Location: ONI Listening Station Theta-22, Titan Orbit

The feed was fragmented, but the message was clear. Civilians were mobilizing.

Director Min watched as a technician displayed the sigil—an open hand holding a cracked helmet. No faction colors. No weapons displayed. Just a declaration of independence.

"New faction?" Min asked.

"Unofficial. Calling themselves The Line. Civilian-led. Mostly ex-ATLAS sympathizers and displaced colonists. They're distributing water and gear to abandoned sites. Some even fought off a rogue rig team last week."

Min frowned. This wasn't part of the calculus. UEG-backed control depended on desperation—on people begging for structure.

A well-organized civilian movement? That was a threat.

"Flag them," she said. "Surveil. Infiltrate if possible. If they go militant, we break them."

She turned from the screen, already thinking ten steps ahead.

"They've seen what unchecked power looks like.
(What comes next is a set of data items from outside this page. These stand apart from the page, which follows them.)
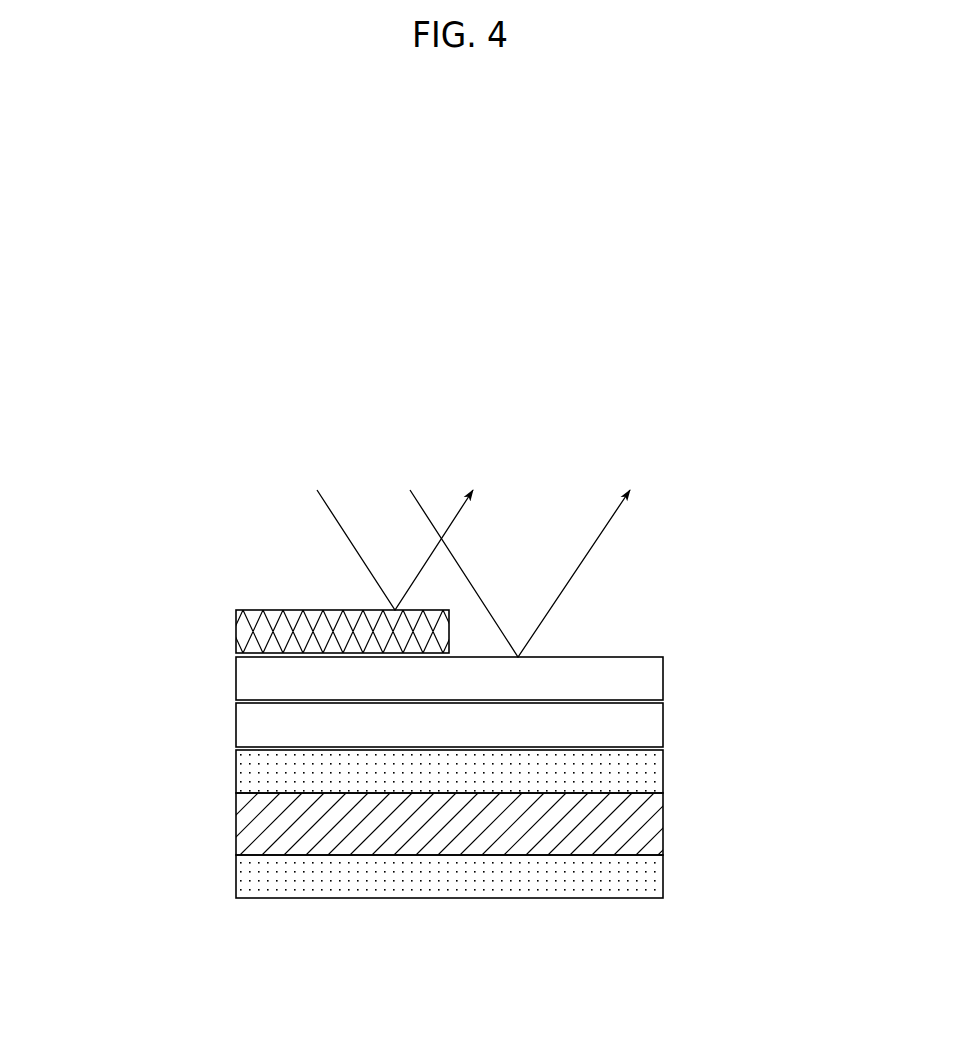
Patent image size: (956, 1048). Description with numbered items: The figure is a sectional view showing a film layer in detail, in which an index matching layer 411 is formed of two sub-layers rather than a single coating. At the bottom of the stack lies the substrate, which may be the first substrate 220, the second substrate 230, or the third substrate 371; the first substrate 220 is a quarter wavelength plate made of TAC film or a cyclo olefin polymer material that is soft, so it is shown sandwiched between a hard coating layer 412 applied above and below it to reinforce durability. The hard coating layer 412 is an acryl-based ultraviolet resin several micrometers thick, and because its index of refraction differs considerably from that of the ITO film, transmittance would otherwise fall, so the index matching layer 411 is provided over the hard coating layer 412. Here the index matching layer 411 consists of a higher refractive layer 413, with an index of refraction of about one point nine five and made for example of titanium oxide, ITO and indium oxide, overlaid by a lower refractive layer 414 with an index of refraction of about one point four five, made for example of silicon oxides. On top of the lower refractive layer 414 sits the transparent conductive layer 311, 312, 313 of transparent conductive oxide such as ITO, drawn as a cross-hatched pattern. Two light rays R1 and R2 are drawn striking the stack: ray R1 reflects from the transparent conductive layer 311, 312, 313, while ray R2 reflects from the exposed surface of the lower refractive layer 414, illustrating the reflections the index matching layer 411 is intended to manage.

The transparent conductive layer 311 is at (267, 631).
The transparent conductive layer 312 is at (353, 631).
The transparent conductive layer 313 is at (247, 642).
The index matching layer 411 is at (508, 768).
The lower refractive layer 414 is at (653, 680).
The higher refractive layer 413 is at (653, 727).
The hard coating layer 412 is at (653, 773).
The first substrate 220 is at (498, 824).
The second substrate 230 is at (447, 824).
The third substrate 371 is at (653, 827).
The reflected light ray 1 R1 is at (405, 534).
The reflected light ray 2 R2 is at (529, 557).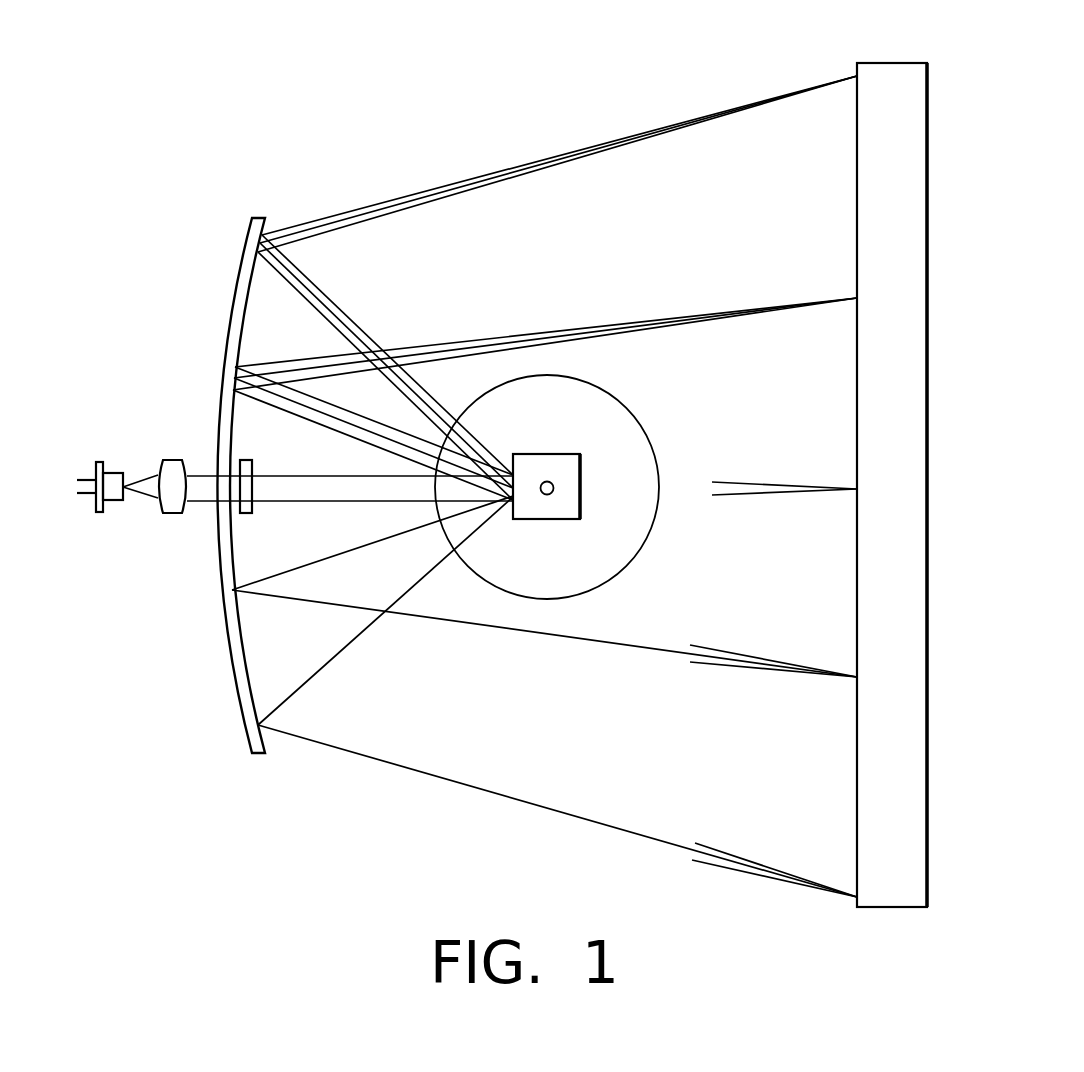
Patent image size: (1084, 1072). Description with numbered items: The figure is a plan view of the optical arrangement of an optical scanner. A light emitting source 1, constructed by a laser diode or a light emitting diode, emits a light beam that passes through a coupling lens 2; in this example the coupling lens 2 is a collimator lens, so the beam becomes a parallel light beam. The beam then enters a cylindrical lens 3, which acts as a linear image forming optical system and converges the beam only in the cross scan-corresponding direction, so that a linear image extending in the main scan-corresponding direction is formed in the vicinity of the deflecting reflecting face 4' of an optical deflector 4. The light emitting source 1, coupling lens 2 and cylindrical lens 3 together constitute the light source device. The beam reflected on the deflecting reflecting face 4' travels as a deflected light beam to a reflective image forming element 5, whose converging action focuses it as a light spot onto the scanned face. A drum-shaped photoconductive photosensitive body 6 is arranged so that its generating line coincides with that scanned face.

That makes them dangerous."

Location: Titan — Abandoned ATLAS Relay Outpost

Rain hammered the metallic platform as a small group approached under makeshift cloaks. Rhia Solen waited near the shattered comms array, rifle slung low, her rig powered down.

They weren't soldiers. Not anymore. But they still had something to fight for.

"Civilians from Eris sector want coordination," said one of her scouts. "They're building safe routes for evac. Food lines. Comm relays."

Rhia nodded. "Then we support them. Quietly. No weapons, no tech drops. Just eyes and ears."

"But… we could do more. We could—"

"No," she said firmly. "We're done playing gods. If they want peace, we help them find it."

For the first time in months, the rage in her chest dimmed. Not gone—but redirected.

ATLAS loyalists, civilians, and survivors were no longer just surviving. They were finding each other.